The City Magazine Since 1975

Dock Street Theatre

Dock Street Theatre
If the Holy City could count its blessings this month, the iconic public building at the corner of Church Street and Queen Street (once called Dock Street), would justly be among them. After all, audiences get to attend Charleston Stage plays, Spoleto Festival performances, and other special events within a space that traces its roots back to the first building in the colonies constructed exclusively for theatrical productions. The original Dock Street Theatre was likely ravaged by fire in 1740, then replaced by a larger version demolished in the 1780s. Three decades later, the structure we know today went up to house the Planter’s Hotel, and during the Great Depression was—most wonderfully—transformed back into a theater

First & Foremost
On February 12, 1736, the Dock Street Theatre opened with a performance of bawdy comedy The Recruiting Officer. The same year, Flora debuted, becoming the first opera staged in America. Prior to this time, plays and concerts were presented in the assembly rooms of inns and taverns known as “long rooms.”

Place with a Punch 
In 1809, the popular Planter’s Hotel opened on the site. Among the notables who visited was famed actor Junius Brutus Booth (father of Edwin and John Wilkes Booth). Robert Smalls, who would later become a Civil War hero for turning the steamer Planter over to the Union Navy, worked as a waiter in the dining room, no doubt serving Charleston’s famed Planter’s Punch, which was introduced at the hotel.

Fabulous Front 
In 1835, the Church Street façade was improved with the addition of an intricate cast-iron balcony in a morning- glory pattern en vogue during the early 19th century. The Planter’s Hotel also added a line of imposing sandstone columns topped with carved mahogany capitals and cornices.

To the Rescue 
After the Civil War, the building fell into disrepair. It was slated for demolition in 1935, but thanks to the attention of city leaders including Mayor Burnet Maybank, it instead became one of the first historic local structures to undergo renovation.
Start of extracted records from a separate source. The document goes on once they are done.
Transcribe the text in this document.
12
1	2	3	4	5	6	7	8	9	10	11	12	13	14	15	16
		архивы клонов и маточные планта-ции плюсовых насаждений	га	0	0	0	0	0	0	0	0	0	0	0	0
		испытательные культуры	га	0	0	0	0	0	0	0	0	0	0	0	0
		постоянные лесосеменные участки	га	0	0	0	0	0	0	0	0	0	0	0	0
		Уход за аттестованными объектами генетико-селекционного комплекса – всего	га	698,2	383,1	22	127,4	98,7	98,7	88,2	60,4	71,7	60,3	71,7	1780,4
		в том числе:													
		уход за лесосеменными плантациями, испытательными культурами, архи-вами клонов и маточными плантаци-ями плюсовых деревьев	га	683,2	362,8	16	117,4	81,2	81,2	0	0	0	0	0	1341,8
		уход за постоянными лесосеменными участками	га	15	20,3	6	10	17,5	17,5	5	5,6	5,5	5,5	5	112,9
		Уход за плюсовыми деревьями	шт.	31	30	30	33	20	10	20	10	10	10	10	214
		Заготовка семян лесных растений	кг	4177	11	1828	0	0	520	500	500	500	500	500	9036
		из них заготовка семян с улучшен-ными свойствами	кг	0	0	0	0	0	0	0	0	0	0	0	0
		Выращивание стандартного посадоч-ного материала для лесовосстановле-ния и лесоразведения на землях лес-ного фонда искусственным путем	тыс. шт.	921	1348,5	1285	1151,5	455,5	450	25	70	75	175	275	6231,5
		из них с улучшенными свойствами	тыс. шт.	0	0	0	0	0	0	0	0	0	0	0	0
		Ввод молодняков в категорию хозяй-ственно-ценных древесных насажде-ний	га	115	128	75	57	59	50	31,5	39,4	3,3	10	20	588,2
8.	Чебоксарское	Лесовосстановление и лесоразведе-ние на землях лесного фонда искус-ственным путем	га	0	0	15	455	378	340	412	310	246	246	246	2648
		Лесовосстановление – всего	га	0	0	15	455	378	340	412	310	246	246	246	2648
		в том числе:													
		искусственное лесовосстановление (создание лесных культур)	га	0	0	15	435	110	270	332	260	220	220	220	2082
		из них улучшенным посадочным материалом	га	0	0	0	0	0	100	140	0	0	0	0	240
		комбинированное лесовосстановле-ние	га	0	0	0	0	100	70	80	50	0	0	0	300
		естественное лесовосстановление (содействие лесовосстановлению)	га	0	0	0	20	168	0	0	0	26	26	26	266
Using Works Progress Administration monies, it was rebuilt as a theater that Charleston architects Albert Simons and Douglas Ellington modeled after 18th-century London playhouses.

Three Times & Charm 
The theater celebrated a third opening on March 18, 2010, after a three-year, $19-million renovation by the City of Charleston that melded the building’s history with state-of-the-art lighting and sound, as well as new seating, sound-proofing, heating, and air-conditioning.

Elegant Appointments 
During the 1935 renovation, new walls were built from local black cypress rubbed mellow with an ancient formula consisting of iron nails dissolved in vinegar, then waxed to bring out the rich grain. A commodious orchestra pit was added to the traditional 18th-century apron stage. Many original materials were saved, but when that wasn’t possible, exact copies were made. The stairs on the right and left of the balcony and drawing room, for example, were cast from molds of the originals.

Twice & Nice
The theater’s second grand opening took place on November 26, 1937, with a revival of The Recruiting Officer presented by Charleston’s Footlight Players, directed by Emmett Robinson. Dock Street would remain the home of the Footlight Players until 1986, when they moved to their present facility at 20 Queen Street.